Counsel conceded that Da Silva had been convicted of a crack cocaine offense. That concession is binding on Da Silva. See Matter of Velasquez, 19 I. & N. Dec. 377, 382 (BIA 1986). Moreover, the record contains adequate evidence of Da Silva’s conviction.
The statutory provision on which Da Silva relies for his contention that the stop-time rule does not apply to him is applicable only to crimes of moral turpitude; it is inapplicable to controlled substance offenses. See § 1182(a)(2)(A)(ii). *33 Because Da Silva’s February 24, 2003, offense occurred less than seven years after his June 13, 1997, admission to the United States, he is ineligible for cancellation of removal. See § 1229b(a), (d)(1). The BIA’s application of the relevant statutes to Da Silva’s case was straightforward and consistent with the expressed intent of Congress. See Chevron U.S.A., Inc. v. Natural Res. Def. Council, 467 U.S. 837, 842-43, 104 S.Ct. 2778, 81 L.Ed.2d 694 (1984), and therefore was not arbitrary and capricious. Moreover, the gross miscarriage of justice standard is inapplicable to petitions seeking direct review of removal orders. See generally, Ramirez-Molina v. Ziglar, 436 F.3d 508, 514 (5th Cir .2006).
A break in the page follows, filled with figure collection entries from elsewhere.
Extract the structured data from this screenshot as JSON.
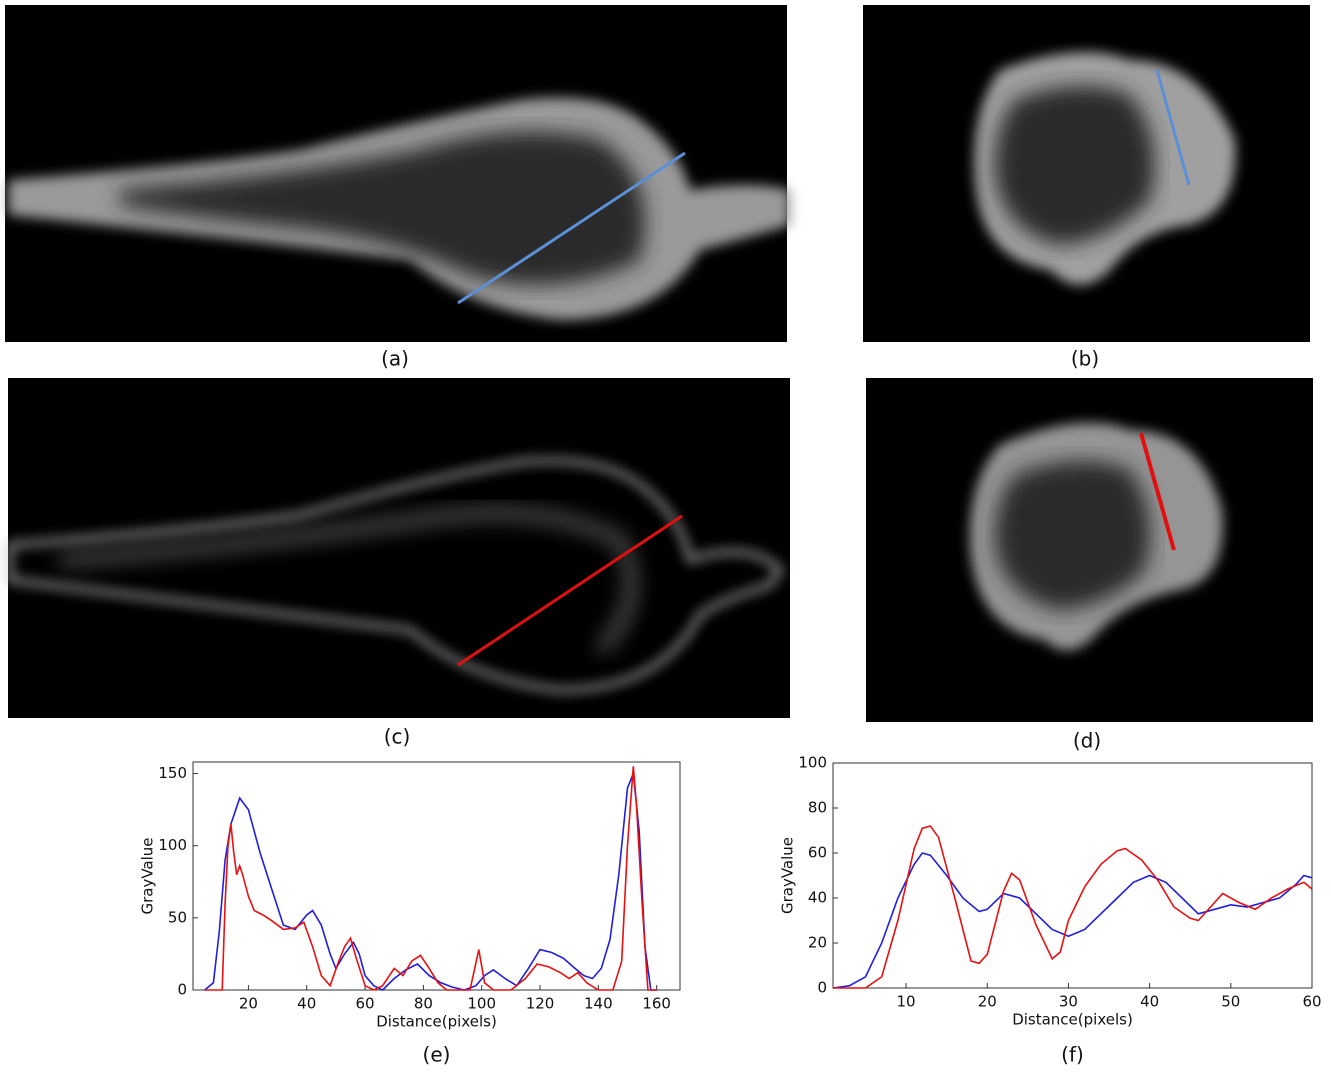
{
  "panels": [
    {
      "label": "(a)"
    },
    {
      "label": "(b)"
    },
    {
      "label": "(c)"
    },
    {
      "label": "(d)"
    }
  ],
  "chart_data": [
    {
      "type": "line",
      "caption": "(e)",
      "x_label": "Distance(pixels)",
      "y_label": "GrayValue",
      "xlim": [
        1,
        168
      ],
      "ylim": [
        0,
        158
      ],
      "xticks": [
        20,
        40,
        60,
        80,
        100,
        120,
        140,
        160
      ],
      "yticks": [
        0,
        50,
        100,
        150
      ],
      "series": [
        {
          "color": "#1f1fe0",
          "x": [
            5,
            8,
            10,
            12,
            14,
            17,
            20,
            24,
            28,
            32,
            36,
            40,
            42,
            45,
            48,
            50,
            53,
            56,
            58,
            60,
            63,
            66,
            70,
            74,
            78,
            82,
            86,
            90,
            94,
            98,
            101,
            104,
            108,
            112,
            116,
            120,
            124,
            128,
            132,
            135,
            138,
            141,
            144,
            147,
            150,
            152,
            154,
            156,
            158,
            160
          ],
          "values": [
            0,
            5,
            40,
            90,
            115,
            133,
            125,
            95,
            70,
            45,
            42,
            52,
            55,
            45,
            25,
            15,
            25,
            33,
            25,
            10,
            3,
            0,
            8,
            14,
            18,
            10,
            5,
            2,
            0,
            3,
            10,
            14,
            8,
            3,
            15,
            28,
            26,
            22,
            15,
            10,
            8,
            15,
            35,
            80,
            140,
            150,
            110,
            30,
            0,
            0
          ]
        },
        {
          "color": "#e81010",
          "x": [
            5,
            11,
            12,
            13,
            14,
            15,
            16,
            17,
            18,
            20,
            22,
            25,
            28,
            32,
            36,
            39,
            42,
            45,
            48,
            51,
            53,
            55,
            57,
            60,
            63,
            66,
            70,
            73,
            76,
            79,
            82,
            85,
            88,
            92,
            96,
            99,
            101,
            104,
            110,
            115,
            119,
            123,
            127,
            130,
            133,
            136,
            140,
            145,
            148,
            150,
            152,
            153,
            155,
            157,
            160
          ],
          "values": [
            0,
            0,
            60,
            100,
            115,
            95,
            80,
            86,
            80,
            65,
            55,
            52,
            48,
            42,
            43,
            47,
            30,
            10,
            3,
            20,
            30,
            36,
            22,
            3,
            0,
            3,
            15,
            10,
            20,
            24,
            15,
            5,
            0,
            0,
            0,
            28,
            5,
            0,
            0,
            8,
            18,
            16,
            12,
            8,
            12,
            5,
            0,
            0,
            20,
            100,
            155,
            130,
            60,
            0,
            0
          ]
        }
      ]
    },
    {
      "type": "line",
      "caption": "(f)",
      "x_label": "Distance(pixels)",
      "y_label": "GrayValue",
      "xlim": [
        1,
        60
      ],
      "ylim": [
        0,
        100
      ],
      "xticks": [
        10,
        20,
        30,
        40,
        50,
        60
      ],
      "yticks": [
        0,
        20,
        40,
        60,
        80,
        100
      ],
      "series": [
        {
          "color": "#1f1fe0",
          "x": [
            1,
            3,
            5,
            7,
            9,
            11,
            12,
            13,
            15,
            17,
            19,
            20,
            22,
            24,
            26,
            28,
            30,
            32,
            34,
            36,
            38,
            40,
            42,
            44,
            46,
            48,
            50,
            52,
            54,
            56,
            58,
            59,
            60
          ],
          "values": [
            0,
            1,
            5,
            20,
            40,
            55,
            60,
            59,
            50,
            40,
            34,
            35,
            42,
            40,
            33,
            26,
            23,
            26,
            33,
            40,
            47,
            50,
            47,
            40,
            33,
            35,
            37,
            36,
            38,
            40,
            46,
            50,
            49
          ]
        },
        {
          "color": "#e81010",
          "x": [
            1,
            5,
            7,
            9,
            11,
            12,
            13,
            14,
            16,
            18,
            19,
            20,
            22,
            23,
            24,
            26,
            28,
            29,
            30,
            32,
            34,
            36,
            37,
            39,
            41,
            43,
            45,
            46,
            47,
            49,
            51,
            53,
            55,
            57,
            59,
            60
          ],
          "values": [
            0,
            0,
            5,
            30,
            62,
            71,
            72,
            67,
            40,
            12,
            11,
            15,
            43,
            51,
            48,
            28,
            13,
            16,
            30,
            45,
            55,
            61,
            62,
            57,
            48,
            36,
            31,
            30,
            34,
            42,
            38,
            35,
            40,
            44,
            47,
            44
          ]
        }
      ]
    }
  ]
}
It is unclear whether the BIA had jurisdiction to review Da Silva’s ICCPR argument. In any event, we cannot grant him relief on the basis of the ICCPR. See Martinez-Lopez v. Gonzales, 454 F.3d 500, 502-03 (5th Cir.2006).
Da Silva has failed to brief any arguments arising under the Fourth, Fifth, Sixth, or Eighth Amendments. See Brinkmann v. Dallas County Deputy Sheriff Abner, 813 F.2d 744, 748 (5th Cir.1987). He failed to exhaust his claim that he was deprived of an adequate understanding of his proceeding before the IJ because no interpreter was appointed. See Goonsuwan v. Ashcroft, 252 F.3d 383, 390-91 (5th Cir .2001).
PETITION DENIED.
Pursuant to 5th Cir. R. 47.5, the court has determined that this opinion should not be published and is not precedent except under the limited circumstances set forth in 5th Cir. R. 47.5.4.